WHY IS IT IMPORTANT?
Haley has no clear path to beating Trump. This could be her last chance to at least slow the former president's path to the nomination.
Opinion polls show Trump to be an overwhelming favorite in California and Texas, as well as in states such as Alabama, Maine and Minnesota. His campaign projects that he will win at least 773 delegates on Super Tuesday and clinch the nomination a week or two later.
Trump has easily swept all six Republican nominating contests in Iowa, New Hampshire, Nevada, the U.S. Virgin Islands, South Carolina and Michigan. He has repeatedly urged Haley to drop out to set up a rematch of the 2020 election against Biden that polls show many Americans don't want.
Haley, a former South Carolina governor who served as U.N. ambassador under Trump, has vowed to stay in the race. She will crisscross the country with an aggressive travel schedule leading up to Super Tuesday, and her campaign has rolled out a leadership team in Georgia, where voters go to the polls on March 12, a week after Super Tuesday.
Voters, she said after her defeat in South Carolina on Feb. 24, "have the right to a real choice, not a Soviet-style election with only one candidate.
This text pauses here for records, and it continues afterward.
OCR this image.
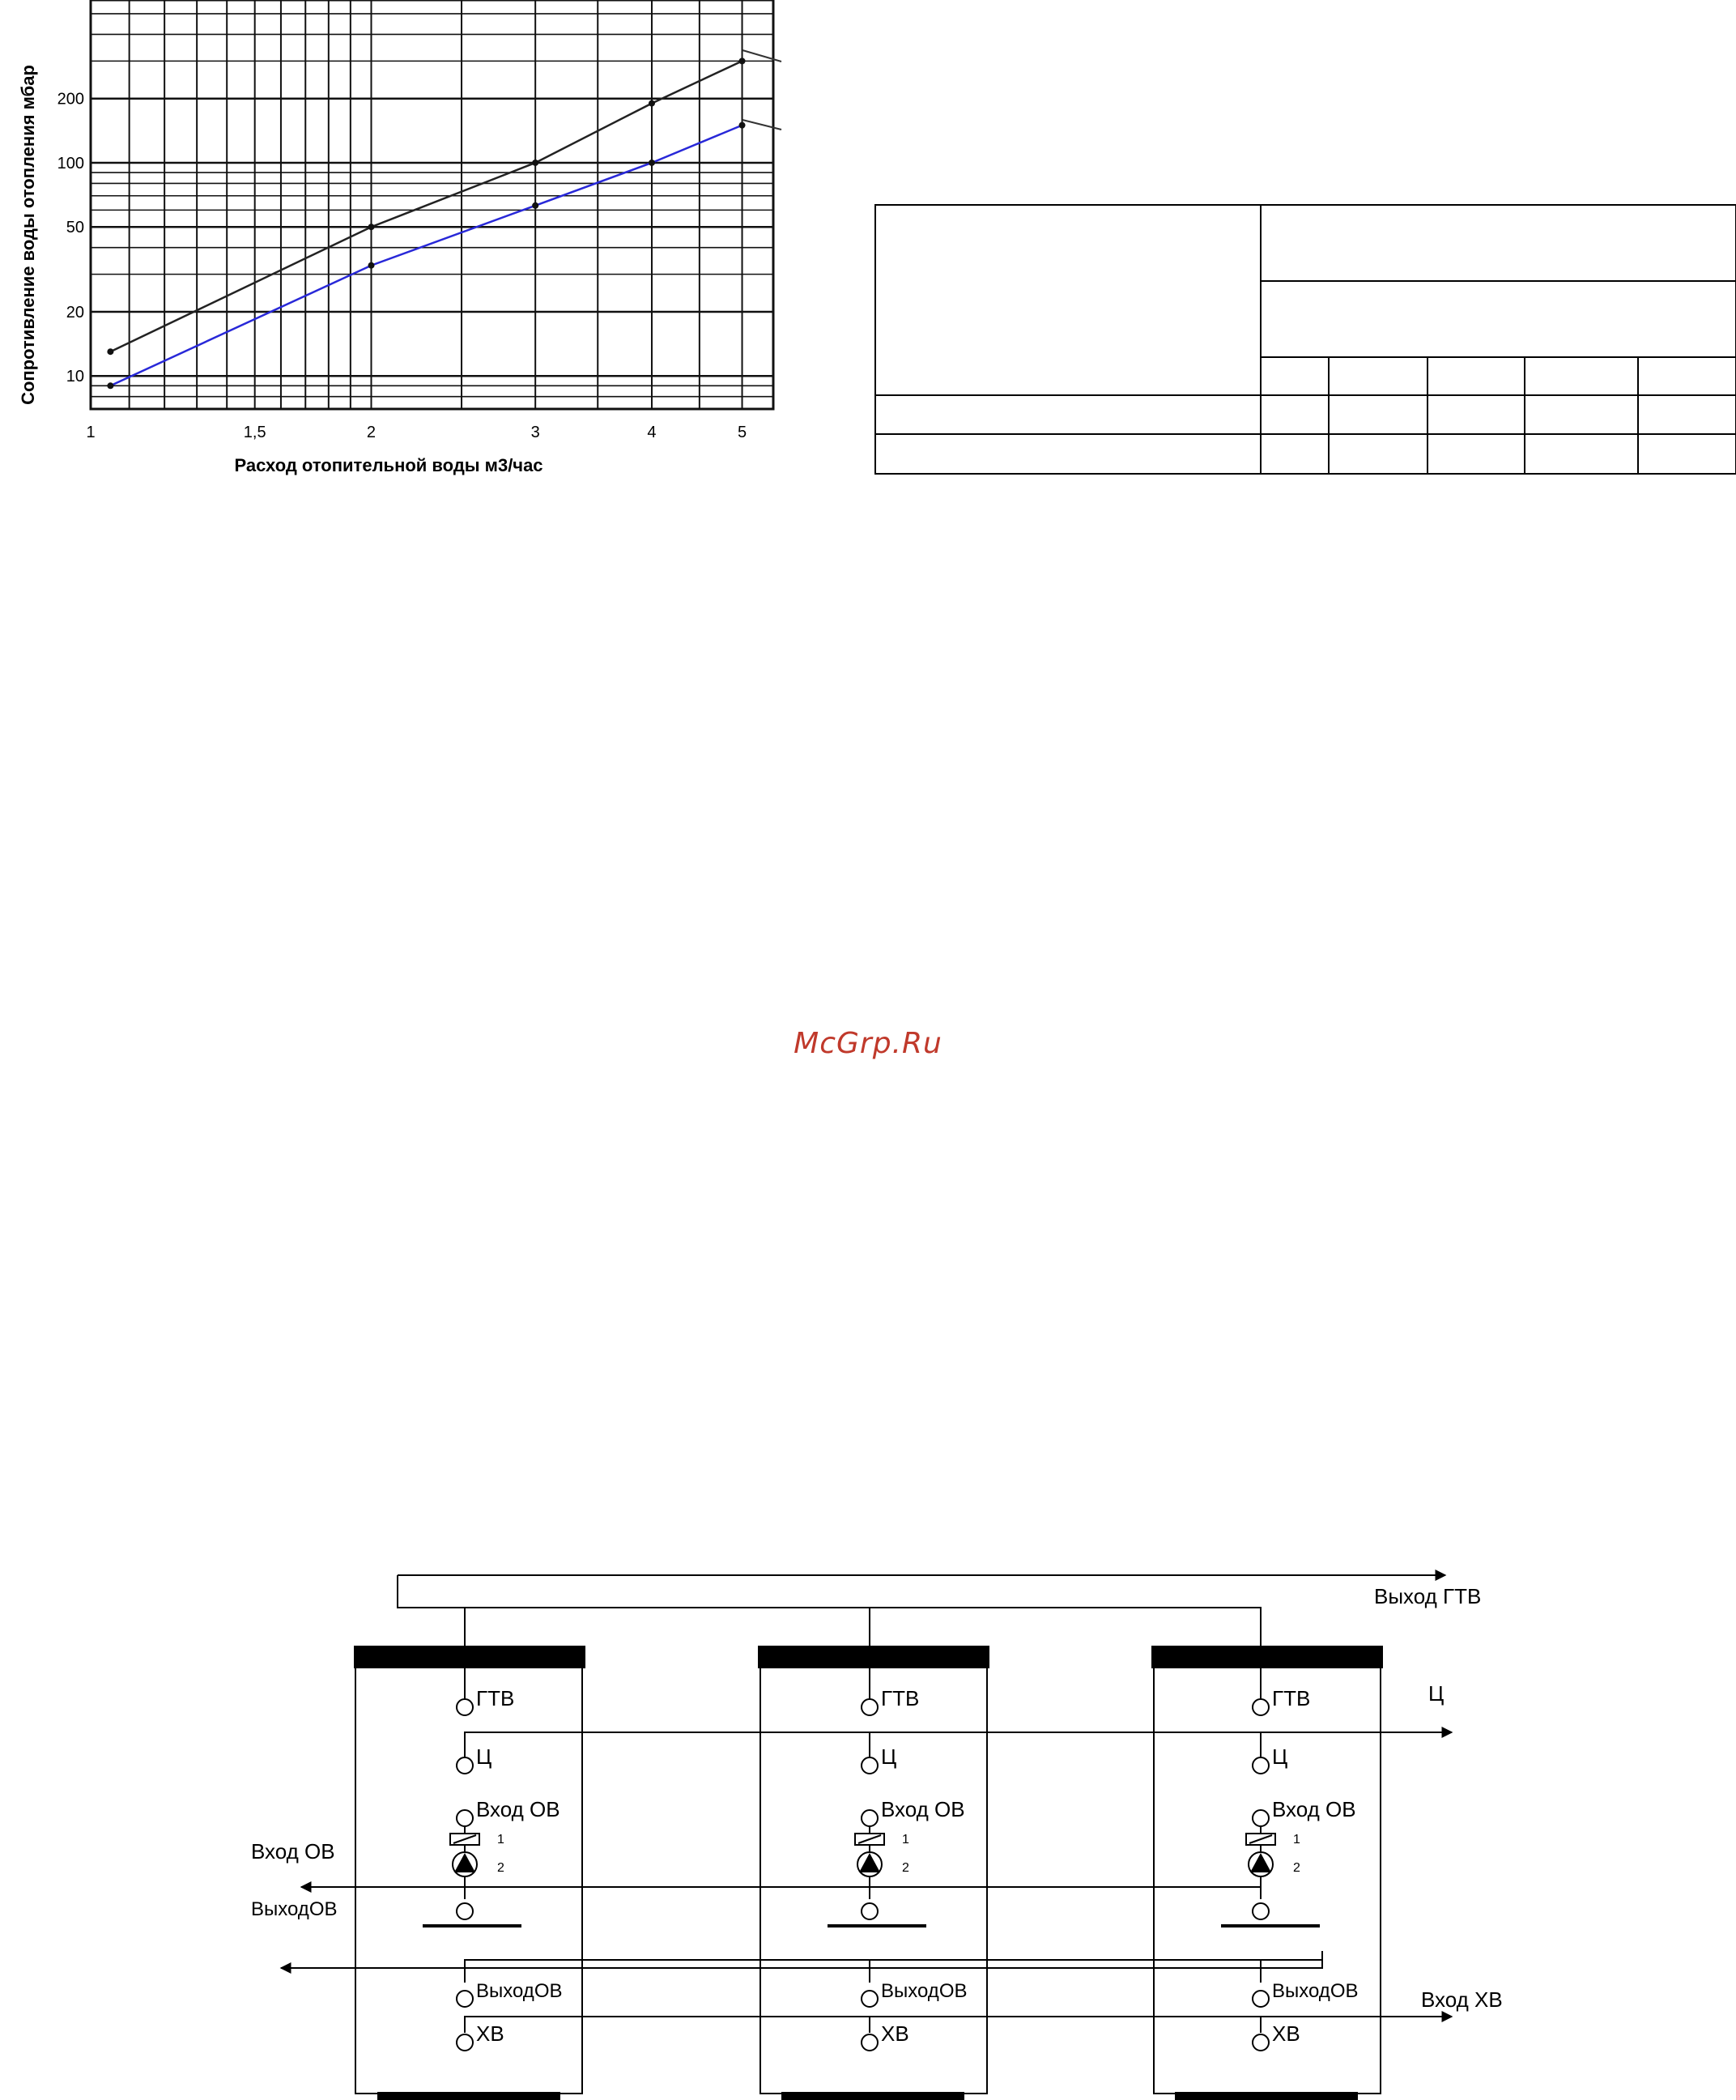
1	1,5	2	3	4	5
10
20
50
100
200
Расход отопительной воды м3/час
Сопротивление воды отопления мбар
McGrp.Ru
ГТВ
Ц
Вход ОВ
ВыходОВ
ХВ
1
2
ГТВ
Ц
Вход ОВ
ВыходОВ
ХВ
1
2
ГТВ
Ц
Вход ОВ
ВыходОВ
ХВ
1
2
Выход ГТВ
Ц
Вход ОВ
ВыходОВ
Вход ХВ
"I have a duty to give them that choice," she added.
The Super Tuesday results in North Carolina will be closely watched for signs of each candidate's strength in one of the potential battleground states that could decide the November general election. Trump won the state in 2020 by just over a single percentage point.
North Carolina will award 74 delegates on Super Tuesday. The state allows voters who are unaffiliated with a party to participate in any primary they choose, which could boost Haley's performance given her relative strength with independent voters compared to Trump.